Is it comforting to know that there was such controversy surrounding our creation? What does it mean about humanity and our understanding of our role in the universe? Some would intone the classical arguments about humans having freedom of will which is the trade off that God makes to have a living presence that is aware of the Divine. If that is so why does God need that kind of affirmation from us? Maybe it proves the contention of Dr. Abraham Joshua Heschel that God needs man as much as humans need us!
Or is it possible that this message is a warning to us that on certain matters arguing pro versus con with God is pointless. For the ways of God are mysterious and the thoughts of God go beyond our own comprehension. Why else would God have made the decision while the heavenly angels were arguing about the merits of creating human beings? God makes decisions and we can say all we want but at the end of the day we have to live with what is intrinsic and inherent in the world and in human beings.
I would agree that there is a certain degree of cynicism that we could detect from this Midrash. On the other hand maybe the Midrash forces us to see ourselves for who we as a species including our propensity to be good and evil? We are struggling with these truths to this day and so often God takes the hit from disillusioned people by watching human beings perpetrate crimes against individuals. The senseless and wanton impulse to murder people whether it would be in the pogroms, the Holocaust or the campus shootings of college students in Oregon all testify not only to the horror of these crimes but to the ease at which they can be implemented. Our teachings in Judaism tell us that, on the other hand, God is not immune from human suffering but suffers along with us.
And that is what leads us to the other side of the picture as to how people demonstrate the most holy and beautiful kind of mitzvah of saving lives and supporting others in their time of need. So is it all bad? Shall we dispel of humanity because of human nature’s capability to destroy?

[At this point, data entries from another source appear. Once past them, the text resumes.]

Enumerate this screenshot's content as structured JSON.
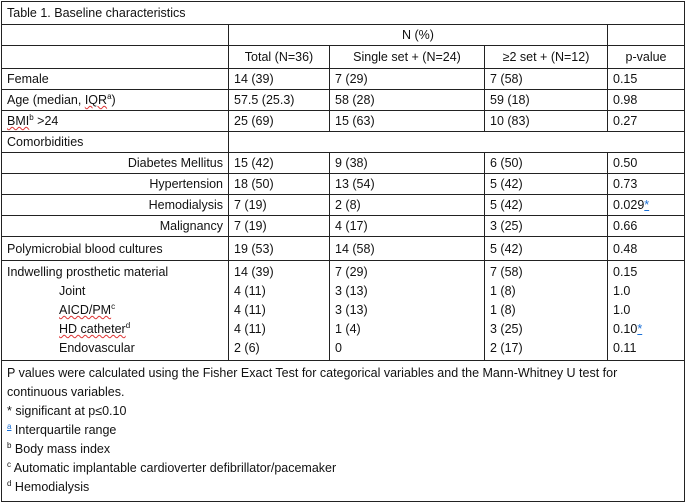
{
  "title": "Table 1.  Baseline characteristics",
  "group_header": "N (%)",
  "columns": [
    "Total (N=36)",
    "Single set + (N=24)",
    "≥2 set + (N=12)",
    "p-value"
  ],
  "rows": {
    "female": {
      "label": "Female",
      "values": [
        "14 (39)",
        "7 (29)",
        "7 (58)",
        "0.15"
      ]
    },
    "age": {
      "label": "Age (median, ",
      "label_abbr": "IQR",
      "label_sup": "a",
      "label_end": ")",
      "values": [
        "57.5 (25.3)",
        "58 (28)",
        "59 (18)",
        "0.98"
      ]
    },
    "bmi": {
      "label_abbr": "BMI",
      "label_sup": "b",
      "label_end": " >24",
      "values": [
        "25 (69)",
        "15 (63)",
        "10 (83)",
        "0.27"
      ]
    },
    "comorbidities": {
      "label": "Comorbidities"
    },
    "diabetes": {
      "label": "Diabetes Mellitus",
      "values": [
        "15 (42)",
        "9 (38)",
        "6 (50)",
        "0.50"
      ]
    },
    "hypertension": {
      "label": "Hypertension",
      "values": [
        "18 (50)",
        "13 (54)",
        "5 (42)",
        "0.73"
      ]
    },
    "hemodialysis": {
      "label": "Hemodialysis",
      "values": [
        "7 (19)",
        "2 (8)",
        "5 (42)",
        "0.029"
      ],
      "star": "*"
    },
    "malignancy": {
      "label": "Malignancy",
      "values": [
        "7 (19)",
        "4 (17)",
        "3 (25)",
        "0.66"
      ]
    },
    "polymicrobial": {
      "label": "Polymicrobial blood cultures",
      "values": [
        "19 (53)",
        "14 (58)",
        "5 (42)",
        "0.48"
      ]
    },
    "indwelling": {
      "label": "Indwelling prosthetic material",
      "values": [
        "14 (39)",
        "7 (29)",
        "7 (58)",
        "0.15"
      ]
    },
    "joint": {
      "label": "Joint",
      "values": [
        "4 (11)",
        "3 (13)",
        "1 (8)",
        "1.0"
      ]
    },
    "aicd": {
      "label": "AICD/PM",
      "label_sup": "c",
      "values": [
        "4 (11)",
        "3 (13)",
        "1 (8)",
        "1.0"
      ]
    },
    "hd_catheter": {
      "label": "HD catheter",
      "label_sup": "d",
      "values": [
        "4 (11)",
        "1 (4)",
        "3 (25)",
        "0.10"
      ],
      "star": "*"
    },
    "endovascular": {
      "label": "Endovascular",
      "values": [
        "2 (6)",
        "0",
        "2 (17)",
        "0.11"
      ]
    }
  },
  "footnotes": {
    "methods": "P values were calculated using the Fisher Exact Test for categorical variables and the Mann-Whitney U test for continuous variables.",
    "significance": "* significant at p≤0.10",
    "a": {
      "mark": "a",
      "text": " Interquartile range"
    },
    "b": {
      "mark": "b",
      "text": " Body mass index"
    },
    "c": {
      "mark": "c",
      "text": " Automatic implantable cardioverter defibrillator/pacemaker"
    },
    "d": {
      "mark": "d",
      "text": " Hemodialysis"
    }
  },
  "colors": {
    "star_link": "#1a6fd6",
    "spellcheck": "#dd3333"
  }
}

Debate the question, the rabbis say, but at the end of the day we are still here and if we are destroyed it will not be by God’s hands but, I fear, by our own.
Our challenge is prove the angels of service wrong that we were worth it all along despite our failings that in the end God’s decision was still the right thing to do. It starts with each of us every day.
We can’t change the reality of the fact that we are all mortal nor can we alter the divine will that we can choose good and evil. Yet in both cases we can choose how we live that life which God gives us. The gap between how we contend with God’s will and our understanding of our role will remain. Maybe debating these kinds of big picture questions are bes left for the scholar’s study but it is one that we can ponder. That too is the beauty of Judaism-to ponder the questions of why we are here and what is our purpose. Is that not one of the fundamental questions of religion?